Cutting teeth: Alisha Weir
Photo Credit: Bernard Walsh, Courtesy of Universal Pictures

Sweet name. Sweet kid. However, for those who have seen Annabelle, they may suspect darker forces at play. Now I think of it, there’s also Abby, Carrie, Christine, Maggie, Thelma, Megan

Abigail is 12-years-old, is played by Alisha Weir – who previously hogged the title role in Matilda – and is first seen in a spotlight and tutu performing a solo from Swan Lake. Swan Lake? Why did it have to be Swan Lake? Tchaikovsky is the first cliché that the directors Matt Bettinelli-Olpin and Tyler Gillett cling to in this absurdly OTT horror farce with more Kensington gore than you’d find at the NHSBT blood bank.

There is some early promise. A hit squad of sprightly caricatures, distinguished by their respective skills (the pretty blonde is the hacker, of course), break into a New York mansion with consummate ease. There they await the arrival of Abigail (code name: Tiny Dancer), sedate her and carry her off into the night. All goes according to plan, when they turn up at another grand pile to rendezvous with their contact going by the name of Lambert (Giancarlo Esposito). Their mission is to hole up for 24 hours, babysit the kid and wait for the $50 million ransom to materialise.

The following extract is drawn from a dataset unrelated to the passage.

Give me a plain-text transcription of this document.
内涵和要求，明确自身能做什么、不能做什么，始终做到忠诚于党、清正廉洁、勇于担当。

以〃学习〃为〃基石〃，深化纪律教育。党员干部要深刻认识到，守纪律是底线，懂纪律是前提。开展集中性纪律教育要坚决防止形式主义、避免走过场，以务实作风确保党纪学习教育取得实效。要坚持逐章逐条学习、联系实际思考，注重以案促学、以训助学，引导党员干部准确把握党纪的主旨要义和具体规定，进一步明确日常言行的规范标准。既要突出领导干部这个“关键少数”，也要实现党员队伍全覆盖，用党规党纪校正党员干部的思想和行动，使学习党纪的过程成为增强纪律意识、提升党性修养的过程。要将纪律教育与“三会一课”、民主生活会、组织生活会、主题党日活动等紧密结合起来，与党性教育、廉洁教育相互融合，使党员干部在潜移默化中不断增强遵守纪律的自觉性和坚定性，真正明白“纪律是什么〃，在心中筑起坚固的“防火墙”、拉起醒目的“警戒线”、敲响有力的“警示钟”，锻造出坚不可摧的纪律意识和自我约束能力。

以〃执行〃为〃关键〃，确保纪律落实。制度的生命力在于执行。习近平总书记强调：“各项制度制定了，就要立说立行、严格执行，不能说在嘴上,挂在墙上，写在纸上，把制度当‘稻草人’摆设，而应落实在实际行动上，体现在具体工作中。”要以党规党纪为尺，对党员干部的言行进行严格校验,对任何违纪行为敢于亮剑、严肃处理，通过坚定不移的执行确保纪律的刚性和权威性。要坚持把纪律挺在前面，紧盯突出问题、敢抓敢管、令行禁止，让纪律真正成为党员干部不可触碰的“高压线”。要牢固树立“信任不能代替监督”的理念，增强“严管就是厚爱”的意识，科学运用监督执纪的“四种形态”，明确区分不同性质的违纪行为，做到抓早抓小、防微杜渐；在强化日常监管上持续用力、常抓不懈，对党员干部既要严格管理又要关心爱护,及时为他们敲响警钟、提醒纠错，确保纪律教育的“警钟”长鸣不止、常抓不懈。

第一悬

There is some unseemly banter and the candy-popping Joel (Melissa Barrera) turns out to be quite the Miss Marple by identifying the past lives of her anonymous colleagues. Frank (Dan Stevens) is obviously an ex-cop based on his stance and choice of words (she is correct), and so on. Then, a third of the way in, Abigail, the movie, switches from being a tense abduction thriller to something else entirely.

Any smarts initially exhibited by the film are swiftly squandered in the name of full-out Grand Guignol horror, where the one-liners are delivered with pantomimic zeal, disabling any chance of a chuckle. Dan Stevens gamely plays against type (he was Matthew Crawley in Downton Abbey), devouring the production design with relish, while everybody else follows suit. However, the real star is Alisha Weir, who not only has to master an American accent, but learn to pirouette in her pumps and perform a range of extensive stunt work. No doubt a certain segment of the horror market will lap this all up, but the excess is so far-fetched that it borders on the Pythonesque (cf. Renfield).

JAMES CAMERON-WILSON

Cast
: Melissa Barrera, Dan Stevens, Kathryn Newton, Will Catlett, Kevin Durand, Angus Cloud, Alisha Weir, Giancarlo Esposito, Matthew Goode. 

Dir Matt Bettinelli-Olpin and Tyler Gillett, Pro William Sherak, James Vanderbilt, Paul Neinstein, Tripp Vinson and Chad Villella, Screenplay Stephen Shields and Guy Busick, Ph Aaron Morton, Pro Des Sussie Cullen, Ed Michael Shawver, Music Brian Tyler, Costumes Gwen Jeffares Hourie, Sound Jon Greasley, Choreography Belinda Murphy. 

Project X Entertainment/Vinson Films/Radio Silence Productions-Universal Pictures.
109 mins. USA/Ireland/Canada. 2024. UK and US Rel: 19 April 2024. Cert. 18.